Quoi qu’il en soit, cette poudre aux yeux ne remet pas en question les récentes avancées sécuritaires de l’État. Elles se traduisent notamment par un assouplissement de son appareil policier dans les perquisitions et les détentions, dans les règles d’engagement armé au-delà de la légitime défense, dans les assignations à résidence, dans les interdictions de réunion, dans les saisies de matériel informatique sans juge, etc. La Chancellerie veut également confier aux procureurs la possibilité d’obtenir, dès le stade de l’enquête préliminaire, toutes les données présentes dans un système informatique, y compris des e-mails archivés. L’article 3 du projet de loi Taubira révélé par Numerama, «étend aux procureurs, sur autorisation du juge des libertés et de la détention (JLD), la possibilité de faire installer des micros ou des caméras chez des suspects. Auparavant, cette possibilité n’était offerte qu’au juge d’instruction après l’ouverture d’une instruction, donc après la découverte de premiers indices permettant de présumer de la réalité de l’infraction. Si la loi est adoptée
en l’état, le parquet pourra faire procéder aux mêmes surveillances dès le stade de l’enquête préliminaire». Avec la réforme pénale du 13 mars 2016, ce seront des IMSI Catcher et des mouchards informatiques (cheval de Troie) qui seront aussi utilisés contre tout suspect de simple enquête policière. Notons que les perquisitions informatiques constituent des intrusions graves dans la vie privée des personnes visées (présumées innocentes), et dans celle de leurs cercles relationnels. N’ayons pas peur des mots : il s’agit d’espionnage policier sans preuve et pouvant être facilement élargi, nous y reviendrons.

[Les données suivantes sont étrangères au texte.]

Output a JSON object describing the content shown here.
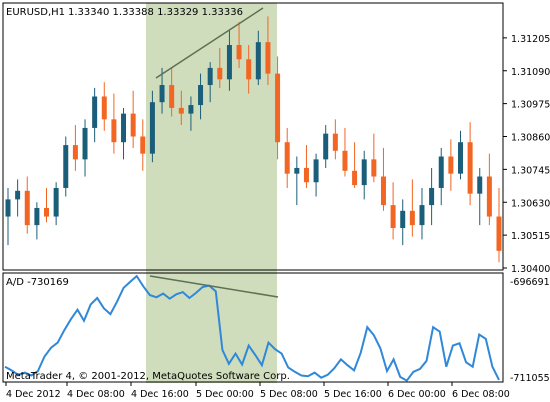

Toutes ces mesures entraînent finalement un affaiblissement du pouvoir judiciaire au profit du pouvoir exécutif étatique pour museler cette contestation socio-politique croissante, notamment sur Internet, qui semble poser problème à certains. En effet, en mars 2016, Roger Cukierman, le président du Conseil représentatif des institutions juives de France, a notamment souligné la nécessité d’un «état d’urgence sur Internet». Un processus déjà enclenché par des sénateurs en février 2016. Ils ont imposé le délit de consultation de sites faisant l’apologie du terrorisme, contre l’avis du gouvernement qui estimait que la lecture seule ne pouvait pas être un délit pénal.

Ils ont également adopté un article à la proposition de loi antiterrorisme, qui vise à sanctionner pénalement le fait de consulter régulièrement des sites faisant l’apologie du terrorisme, sans tenir compte de l’adhésion ou non aux thèses exprimées. Le gouvernement peut également bloquer tout site pédopornographique ou à caractère terroriste (terme juridiquement fourre-tout) sans le recours d’un juge. Les services du ministère de l’Intérieur ont fait bloquer 283 sites Internet d’apologie du terrorisme et de contenus pédophiles depuis la publication du décret de février 2015. L’état d’urgence prévu jusqu’au 26 mai 2016 sera sûrement encore prolongé de deux mois (pour assurer la sécurité de l’Euro 2016 de football et du Tour de France) et ressortira peut-être de manière quasiment définitive au prochain attentat. Manuel Valls a d’ailleurs exprimé son souhait de le prolonger jusqu’à que l’on éradique l’État islamique partout dans le monde. Autant nous préparer dès maintenant à l’État d’urgence perpétuel.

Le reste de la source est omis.